Hunt, who runs Combat Athletics Okanagan which has a special needs program, is very aware of the challenges of ensuring special needs children are included in all activities. With his son being more mobile this year, he wants to get the jump on any potential challenges that might pose on Halloween.
“As a parent with a child with a disability, you don’t want to deny your child any activity that is seen as normal activity for kids. In terms of my child, he is non-verbal and can get aggressive when he gets into a social situation that he might not understand. The hope here is that having the simple sign that will hang around his neck, that he won’t notice or care about, brings awareness to people at the door.”
Hunt said his son may push his way through kids to get to the door or grab handfuls of candy and think it is a normal thing.
“It is not that he is being mean, he simply doesn’t understand and may think that is normal behaviour.”

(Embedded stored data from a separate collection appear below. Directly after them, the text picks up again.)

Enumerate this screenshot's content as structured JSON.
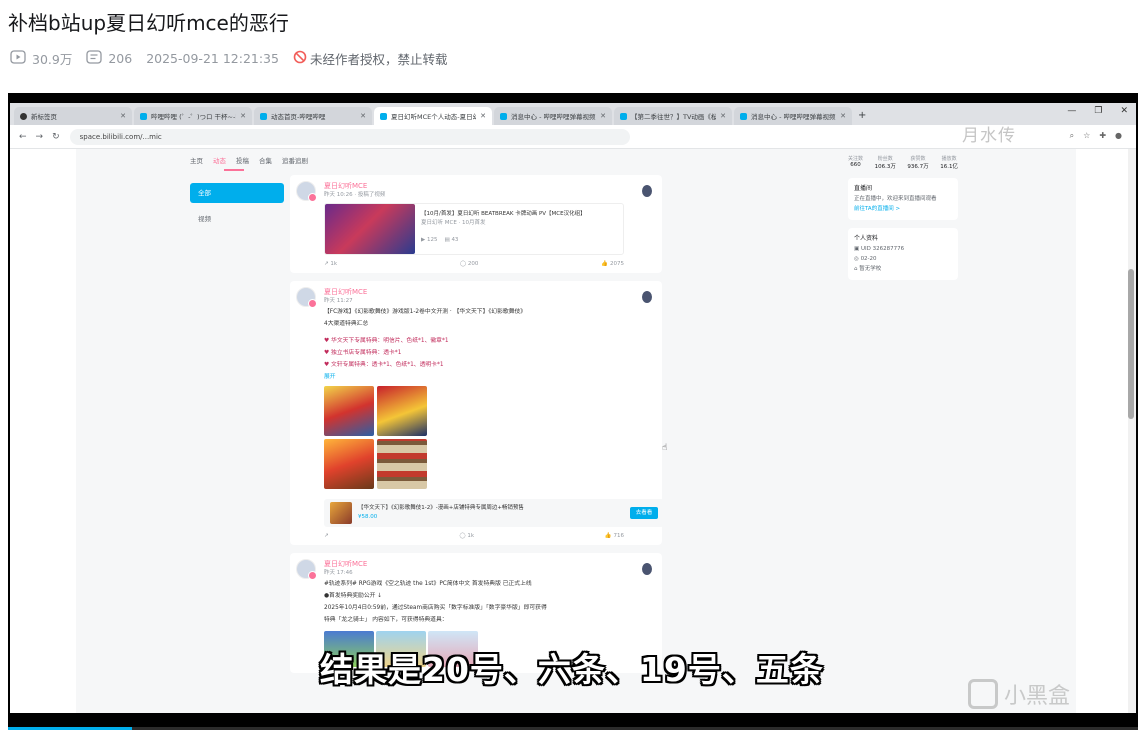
{
  "page": {
    "title": "补档b站up夏日幻听mce的恶行",
    "views": "30.9万",
    "danmaku": "206",
    "datetime": "2025-09-21 12:21:35",
    "copyright": "未经作者授权，禁止转载"
  },
  "player": {
    "progress_fraction": 0.11,
    "subtitle": "结果是20号、六条、19号、五条",
    "watermark_top": "月水传",
    "watermark_bottom": "小黑盒",
    "accent": "#00aeec"
  },
  "browser": {
    "tabs": [
      {
        "label": "新标签页",
        "active": false,
        "icon": "circle-icon"
      },
      {
        "label": "哔哩哔哩 (゜-゜)つロ 干杯~-b",
        "active": false,
        "icon": "bilibili-icon"
      },
      {
        "label": "动态首页-哔哩哔哩",
        "active": false,
        "icon": "bilibili-icon"
      },
      {
        "label": "夏日幻听MCE个人动态-夏日幻",
        "active": true,
        "icon": "bilibili-icon"
      },
      {
        "label": "消息中心 - 哔哩哔哩弹幕视频",
        "active": false,
        "icon": "bilibili-icon"
      },
      {
        "label": "【第二季往世？】TV动画《桜",
        "active": false,
        "icon": "bilibili-icon"
      },
      {
        "label": "消息中心 - 哔哩哔哩弹幕视频网",
        "active": false,
        "icon": "bilibili-icon"
      }
    ],
    "new_tab": "+",
    "url": "space.bilibili.com/...mic"
  },
  "site": {
    "subnav": [
      "主页",
      "动态",
      "投稿",
      "合集",
      "追番追剧"
    ],
    "left_menu": [
      "全部",
      "视频"
    ],
    "posts": [
      {
        "author": "夏日幻听MCE",
        "time": "昨天 10:26 · 投稿了视频",
        "video_title": "【10月/首发】夏日幻听 BEATBREAK 卡牌动画 PV【MCE汉化组】",
        "video_sub": "夏日幻听 MCE · 10月首发",
        "plays": "125",
        "danmu": "43",
        "comments": "1k",
        "reposts": "200",
        "likes": "2075"
      },
      {
        "author": "夏日幻听MCE",
        "time": "昨天 11:27",
        "lines": [
          "【FC游戏】《幻影歌舞伎》游戏版1-2卷中文开测 · 【华文天下】《幻影歌舞伎》",
          "4大渠道特典汇总",
          "♥ 华文天下专属特典：明信片、色纸*1、徽章*1",
          "♥ 独立书店专属特典：透卡*1",
          "♥ 文轩专属特典：透卡*1、色纸*1、透明卡*1",
          "展开"
        ],
        "share_title": "【华文天下】《幻影歌舞伎1-2》-漫画+店铺特典专属周边+畅销预售",
        "share_price": "¥58.00",
        "share_button": "去看看",
        "comments": "1k",
        "likes": "716"
      },
      {
        "author": "夏日幻听MCE",
        "time": "昨天 17:46",
        "lines": [
          "#轨迹系列# RPG游戏《空之轨迹 the 1st》PC简体中文 首发特典版 已正式上线",
          "●首发特典奖励公开 ↓",
          "2025年10月4日0:59前，通过Steam商店购买「数字标准版」「数字豪华版」即可获得",
          "特典「龙之骑士」 内容如下，可获得特典道具："
        ]
      }
    ],
    "right": {
      "stats": [
        {
          "label": "关注数",
          "value": "660"
        },
        {
          "label": "粉丝数",
          "value": "106.3万"
        },
        {
          "label": "获赞数",
          "value": "936.7万"
        },
        {
          "label": "播放数",
          "value": "16.1亿"
        }
      ],
      "notice_title": "直播间",
      "notice_text": "正在直播中，欢迎来到直播间观看",
      "notice_link": "前往TA的直播间 >",
      "profile_title": "个人资料",
      "uid": "UID 326287776",
      "birthday": "02-20",
      "school": "暂无学校"
    }
  }
}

Hunt has shared the idea to a Facebook group he belongs to called the Invisible’s, created for parents of kids with autism and other special needs and has received positive feedback. He said events like Halloween can be particular tough on autistic kids because their disability might not always be noticeable on first sight.
“We ask people at the door to be patient and if they can, get down to their level. Don’t rush and be understanding that these kids may grab more than their share of candy because they don’t understand or might have fine motor control issues. People handing out the candy can also ask the other kids to give them some room,” Hunt suggests.
Other reminders for those handing candy are that a child may not say trick-or-treat or thank you because they are non-verbal, they may not be wearing a costume because of sensory issues and it might take them longer to pick out one piece of candy.
“This is all about bringing awareness. When it comes to Halloween, and other events, it can forgotten that kids like my son are coming directly to them. It is important to be conscious that he might not act the same way as other kids.”
Hunt is offering the template to parents who also want the same sign, or he can create one for $5 which will cover the costs of the supplies.